O ministro do Planeamento e Infraestruturas, Pedro Marques, afirmou esta sexta-feira que o processo de recuperação da maioria do capital da transportadora aérea TAP para o Estado deve ser “célere”, não sendo esta vontade do Governo PS “inesperada e nova”.

“Estamos no início de um processo negocial que, de qualquer forma, deve ser célere até para a estabilidade da própria empresa.
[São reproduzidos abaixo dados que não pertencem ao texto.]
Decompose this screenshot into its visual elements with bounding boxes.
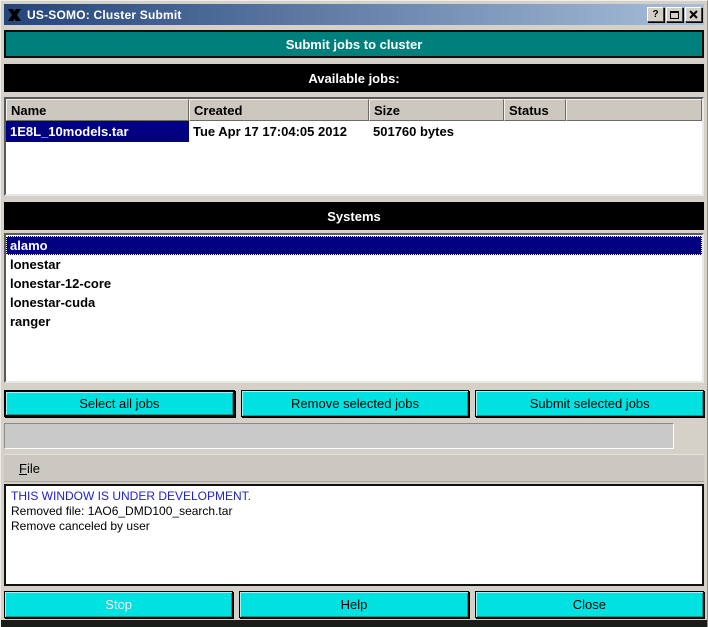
- remove-selected-jobs-button[interactable]: Remove selected jobs: [240, 390, 470, 417]
- list-item-lonestar-cuda[interactable]: lonestar-cuda: [6, 293, 702, 312]
- log-output[interactable]: THIS WINDOW IS UNDER DEVELOPMENT. Removed…: [4, 484, 704, 586]
- cell-size: 501760 bytes: [373, 124, 454, 139]
- systems-banner: Systems: [4, 202, 704, 230]
- select-all-jobs-button[interactable]: Select all jobs: [4, 390, 235, 417]
- cell-created: Tue Apr 17 17:04:05 2012: [193, 124, 347, 139]
- progress-bar: [4, 423, 674, 449]
- list-item-lonestar[interactable]: lonestar: [6, 255, 702, 274]
- available-jobs-banner: Available jobs:: [4, 64, 704, 92]
- jobs-table-header: Name Created Size Status: [6, 99, 702, 121]
- menubar: File: [4, 454, 704, 482]
- column-header-name[interactable]: Name: [6, 99, 189, 121]
- maximize-glyph: [670, 10, 679, 19]
- titlebar-help-button[interactable]: ?: [647, 7, 664, 22]
- cell-name: 1E8L_10models.tar: [6, 121, 189, 142]
- close-icon[interactable]: [685, 7, 702, 22]
- submit-jobs-banner: Submit jobs to cluster: [4, 30, 704, 58]
- column-header-created[interactable]: Created: [189, 99, 369, 121]
- job-actions-row: Select all jobs Remove selected jobs Sub…: [4, 390, 705, 417]
- cell-extra: [566, 121, 702, 142]
- table-row[interactable]: 1E8L_10models.tar Tue Apr 17 17:04:05 201…: [6, 121, 702, 142]
- column-header-status[interactable]: Status: [504, 99, 566, 121]
- cluster-submit-window: US-SOMO: Cluster Submit ? Submit jobs to…: [0, 0, 708, 627]
- column-header-extra[interactable]: [566, 99, 702, 121]
- log-line: THIS WINDOW IS UNDER DEVELOPMENT.: [11, 489, 252, 503]
- maximize-icon[interactable]: [666, 7, 683, 22]
- log-line: Removed file: 1AO6_DMD100_search.tar: [11, 504, 233, 518]
- list-item-ranger[interactable]: ranger: [6, 312, 702, 331]
- column-header-size[interactable]: Size: [369, 99, 504, 121]
- help-button[interactable]: Help: [239, 591, 469, 618]
- window-title: US-SOMO: Cluster Submit: [27, 7, 182, 22]
- desktop-edge-strip: [1, 620, 707, 627]
- jobs-table-body: 1E8L_10models.tar Tue Apr 17 17:04:05 201…: [6, 121, 702, 142]
- close-button[interactable]: Close: [474, 591, 704, 618]
- list-item-alamo[interactable]: alamo: [6, 236, 702, 255]
- file-menu[interactable]: File: [13, 459, 46, 478]
- jobs-table[interactable]: Name Created Size Status 1E8L_10models.tar T…: [4, 97, 704, 196]
- stop-button[interactable]: Stop: [4, 591, 234, 618]
- list-item-lonestar-12-core[interactable]: lonestar-12-core: [6, 274, 702, 293]
- x11-app-icon: [6, 6, 23, 23]
- cell-status: [504, 121, 566, 142]
- submit-selected-jobs-button[interactable]: Submit selected jobs: [475, 390, 705, 417]
- progress-row: [4, 423, 704, 449]
- systems-list[interactable]: alamo lonestar lonestar-12-core lonestar-cu…: [4, 233, 704, 383]
- footer-buttons-row: Stop Help Close: [4, 591, 704, 618]
- log-line: Remove canceled by user: [11, 519, 150, 533]
- titlebar[interactable]: US-SOMO: Cluster Submit ?: [4, 4, 704, 25]
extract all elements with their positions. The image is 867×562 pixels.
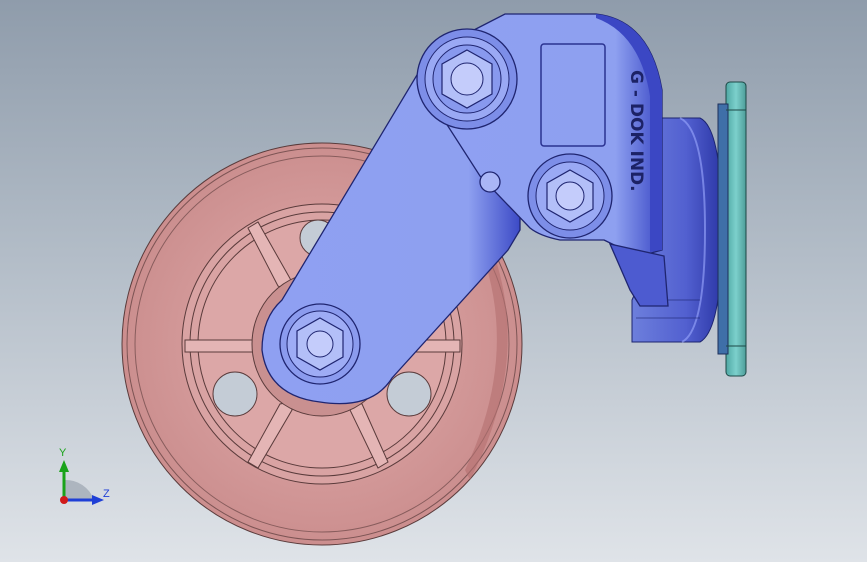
- top-bolt[interactable]: [416, 28, 518, 130]
- caster-model[interactable]: G - DOK IND. Y Z: [0, 0, 867, 562]
- y-axis-arrow-icon: [59, 460, 69, 472]
- y-axis-label: Y: [59, 447, 67, 459]
- axle-nut[interactable]: [279, 303, 361, 385]
- top-mount-plate[interactable]: [717, 81, 747, 377]
- x-axis-dot-icon: [60, 496, 68, 504]
- middle-bolt[interactable]: [527, 153, 613, 239]
- z-axis-label: Z: [103, 488, 110, 500]
- engraved-brand-text: G - DOK IND.: [626, 70, 646, 192]
- orientation-triad[interactable]: Y Z: [59, 447, 110, 505]
- graphics-viewport[interactable]: G - DOK IND. Y Z: [0, 0, 867, 562]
Não é uma corrida de 100 metros, claramente, mas creio que estamos a fazer bem”, disse o ministro aos jornalistas, à margem da apresentação do Plano 100, em Matosinhos, no distrito do Porto.

O governante frisou que quando o consórcio Atlantic Gateway, assinou o contrato de privatização, o Governo PSD/CDS-PP já estava demitido e havia uma maioria de esquerda na Assembleia da República, sendo previsível que houvesse um Governo liderado pelo PS.

E concretizou: “já tínhamos dito em campanha eleitoral que queríamos travar o processo de privatização”.

Pedro Marques salientou que a TAP é “muito importante” para Portugal por razões estratégicas e pela relação com a lusofonia, por isso, o interesse público do Estado Português é “muito grande”.

Na sua opinião, durante o processo de privatização da transportadora aérea ficou visível os “riscos” para o Estado Português, daí a necessidade de reverter o processo.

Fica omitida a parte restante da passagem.